I think the writer’s job is to be an observer and I’ve had good training there. Early on in my career, I worked for a vocational rehabilitation firm. We studied our injured worker clientele carefully — watched for pain behavior; tested their reach, grip, walking ability, punctuality, grooming, speech, interests, dexterity and even their personalities with tests and copious notes. We wrote behavioral observations every 15 minutes for the six-hour work day. Those very detailed notes and test scores eventually became a voluminous report that went off to insurance companies, lawyers, and counselors. 

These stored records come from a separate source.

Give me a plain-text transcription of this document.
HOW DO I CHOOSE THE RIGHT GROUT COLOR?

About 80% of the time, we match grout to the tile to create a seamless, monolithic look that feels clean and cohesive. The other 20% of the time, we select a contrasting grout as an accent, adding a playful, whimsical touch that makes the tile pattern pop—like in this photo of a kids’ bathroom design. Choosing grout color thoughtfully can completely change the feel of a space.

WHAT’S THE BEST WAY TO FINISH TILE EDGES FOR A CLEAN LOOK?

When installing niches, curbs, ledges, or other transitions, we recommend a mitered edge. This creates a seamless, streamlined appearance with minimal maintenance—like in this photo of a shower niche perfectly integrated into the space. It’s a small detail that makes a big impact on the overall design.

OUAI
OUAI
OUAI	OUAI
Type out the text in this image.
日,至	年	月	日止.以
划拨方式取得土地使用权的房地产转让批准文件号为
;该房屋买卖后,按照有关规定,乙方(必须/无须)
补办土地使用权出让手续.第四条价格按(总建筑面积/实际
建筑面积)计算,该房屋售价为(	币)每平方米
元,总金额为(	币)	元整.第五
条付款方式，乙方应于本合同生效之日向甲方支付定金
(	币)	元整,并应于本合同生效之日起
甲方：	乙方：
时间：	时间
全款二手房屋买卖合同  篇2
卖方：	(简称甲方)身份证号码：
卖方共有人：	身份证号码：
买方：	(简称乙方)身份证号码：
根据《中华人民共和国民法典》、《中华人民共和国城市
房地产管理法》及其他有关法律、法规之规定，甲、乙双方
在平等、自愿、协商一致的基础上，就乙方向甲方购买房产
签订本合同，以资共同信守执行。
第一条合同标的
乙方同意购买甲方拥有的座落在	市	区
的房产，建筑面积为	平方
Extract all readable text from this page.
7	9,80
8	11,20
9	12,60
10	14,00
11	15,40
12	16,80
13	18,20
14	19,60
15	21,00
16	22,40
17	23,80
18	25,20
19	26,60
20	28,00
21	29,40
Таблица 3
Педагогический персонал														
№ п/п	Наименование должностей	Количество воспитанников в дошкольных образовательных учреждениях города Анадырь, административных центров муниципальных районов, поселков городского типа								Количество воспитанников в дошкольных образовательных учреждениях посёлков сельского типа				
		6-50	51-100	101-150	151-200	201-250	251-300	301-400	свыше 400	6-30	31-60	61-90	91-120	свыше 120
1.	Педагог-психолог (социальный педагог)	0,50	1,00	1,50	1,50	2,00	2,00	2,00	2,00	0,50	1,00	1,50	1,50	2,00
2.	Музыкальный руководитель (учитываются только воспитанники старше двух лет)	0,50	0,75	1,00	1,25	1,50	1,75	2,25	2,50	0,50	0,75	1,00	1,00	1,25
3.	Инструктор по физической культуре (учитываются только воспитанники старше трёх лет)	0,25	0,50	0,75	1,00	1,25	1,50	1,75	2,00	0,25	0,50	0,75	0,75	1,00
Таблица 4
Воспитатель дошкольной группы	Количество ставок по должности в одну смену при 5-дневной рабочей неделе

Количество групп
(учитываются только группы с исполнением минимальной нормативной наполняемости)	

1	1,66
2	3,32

It was important work and it was taken seriously. Sending an injured worker back to his or her job at the wrong time could re-injure them and cause permanent damage. I worked for some of the best in the business and I learned a lot. Later, at another vocational rehab firm, I took others' notes and transcribed them into reports, listening to observations rather than making them. I also worked with an occupational therapist as a translator in that same firm and learned from her how the body works. 

 All of this has made me a keen observer. I watch without realizing I’m doing it. I could be on a morning train to work and the way a person sits tells me they have a low back injury which makes me wonder how it happened, which leads to me making up a story about an accident. On the way home, I could be waiting at a bus stop watching a tree bend slowly in the breeze and that tree becomes two jacarandas — the beginning in a something I am working on, called Llorona.

“The sun is warm, even in the coolness of the courtyard and it warms her skin, brightening the hair on her arms with its light. The two jacaranda trees sway in the distance, gently moving, leaves swinging in time. She is fascinated by the trees, her body unconsciously swaying with it. She notices that though they grow together, each tree reaches in an opposite direction — like angry lovers. The sky is such a pale blue that it is almost colorless and she blinks, remembering eyes like that and shakes her head to force the memory of them out.”

I write about cholos in East Los Angeles too. People often ask me why and to be honest, I don’t know really. I grew up in barrios and I’d watch them. They’ve always lived around me and I around them and they are the guys that actually stand and give me a seat on the bus, or hold open a door when everyone else is pushing past me in the morning or afternoon rush. 

 I’m comfortable with the gente and so I write about their imagined hopes and dreams. I give them unlikely heroes that defeat aliens, speak to ghosts and rise above what they are given. You can read about my cholos and aliens in the book ¡Ban This! (Broken Sword Publications, 2012) ; herehere and here at Pocho.com; and in the upcoming Lowriting (also Broken Sword Publications). I also review books and write about food, culture and tech on my blogs (including Ginaruiz.com).

What inspires me? I guess if I had to sum it up in a word it would be life.